Adina Lasser: We haven't seen any research out of that. What I will say is that TrumpRx is another entry in this push to do direct-to-consumer pharmaceutical pricing, meaning that I as the company set the price, and then I as the consumer can go and buy it for that price without my insurance company getting involved. On some level, I think that does work to increase access, because often it's cheaper than trying to go through your insurance company and then having to pay the price that, if it's not covered, your insurance would otherwise pay. So those can be vastly different. They do all of these negotiations with the insurance companies, so that insurance companies are paying a lot more for a drug, and then if they cover it, you're only responsible for your co-pay, but if they don't cover it, you're responsible for that much higher price. And so direct-to-consumer, it's often a lower price, and in some ways that does increase access.
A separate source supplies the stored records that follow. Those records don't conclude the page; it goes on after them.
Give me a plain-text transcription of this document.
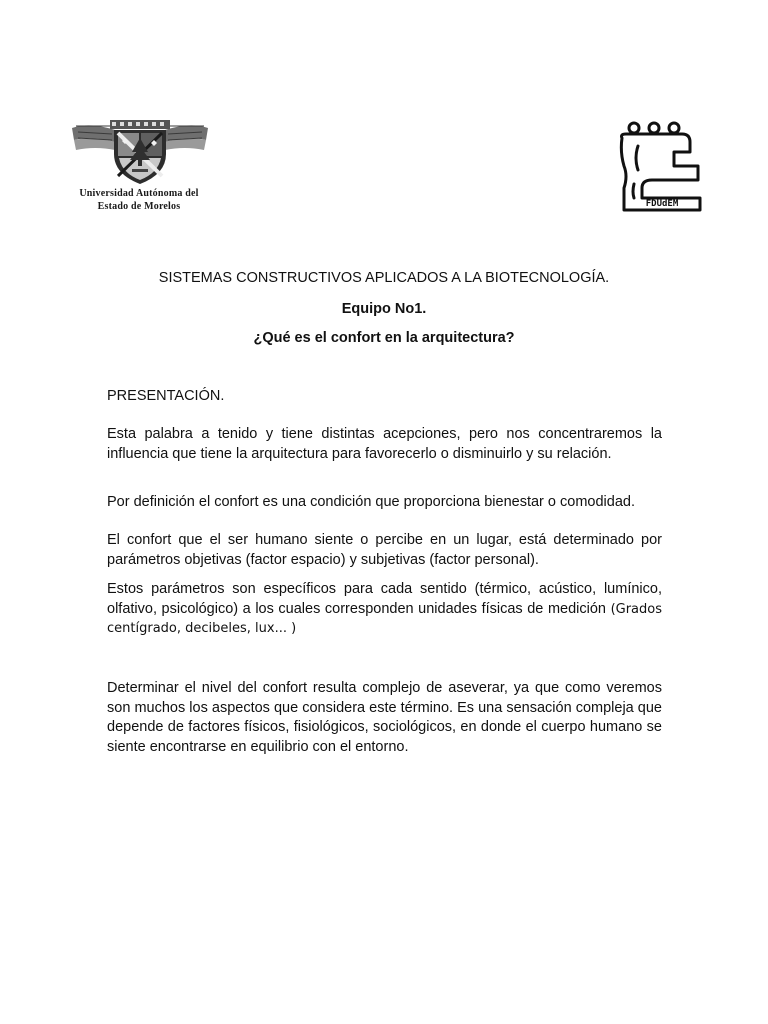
Universidad Autónoma del
Estado de Morelos	FDUdEM
SISTEMAS CONSTRUCTIVOS APLICADOS A LA BIOTECNOLOGÍA.
Equipo No1.
¿Qué es el confort en la arquitectura?
PRESENTACIÓN.
Esta palabra a tenido y tiene distintas acepciones, pero nos concentraremos la influencia que tiene la arquitectura para favorecerlo o disminuirlo y su relación.
Por definición el confort es una condición que proporciona bienestar o comodidad.
El confort que el ser humano siente o percibe en un lugar, está determinado por parámetros objetivas (factor espacio) y subjetivas (factor personal).
Estos parámetros son específicos para cada sentido (térmico, acústico, lumínico, olfativo, psicológico) a los cuales corresponden unidades físicas de medición (Grados centígrado, decibeles, lux... )
Determinar el nivel del confort resulta complejo de aseverar, ya que como veremos son muchos los aspectos que considera este término. Es una sensación compleja que depende de factores físicos, fisiológicos, sociológicos, en donde el cuerpo humano se siente encontrarse en equilibrio con el entorno.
The place where the Alliance gets concerned is that direct-to-consumer spending does not go towards things like that out-of-pocket cap. It doesn't go toward your deductible. It doesn't give you any of the benefits that actually going through your insurance plan would. If we're going to keep going down that road, we need to reconcile those differences and make it so that direct-to-consumer spending actually does count toward the money that you're required to pay in the first place to your insurance plan before their benefits kick in. Otherwise, you're just paying out of pocket twice, right? If you have that $2,100 cap, and I spent $400 on a medication over here direct-to-consumer, I still have to spend $2,100 before I hit that cap with my insurance company. And that's the concern there.

Medical Economics: What did I not ask about that you would like our audience to know?

Adina Lasser: One thing that we're extremely concerned about is that these most-favored-nation pricing policies are going to reduce access, are going to bring in discriminatory metrics, [and] are going to hurt investment into therapeutics and procedures that impact older adults. That is something that the administration is really pushing for and has been pushing Capitol Hill on. We haven't seen any legislation around this, but the administration has been asking for codification of most favored nation pricing, putting it into law and statute. We are very concerned about this. And one thing that we're asking is that before anything goes out into the world, or before there's a bill, that legislators involve the patient community in those conversations so we can make our case before it's too late and we have something that's unchangeable.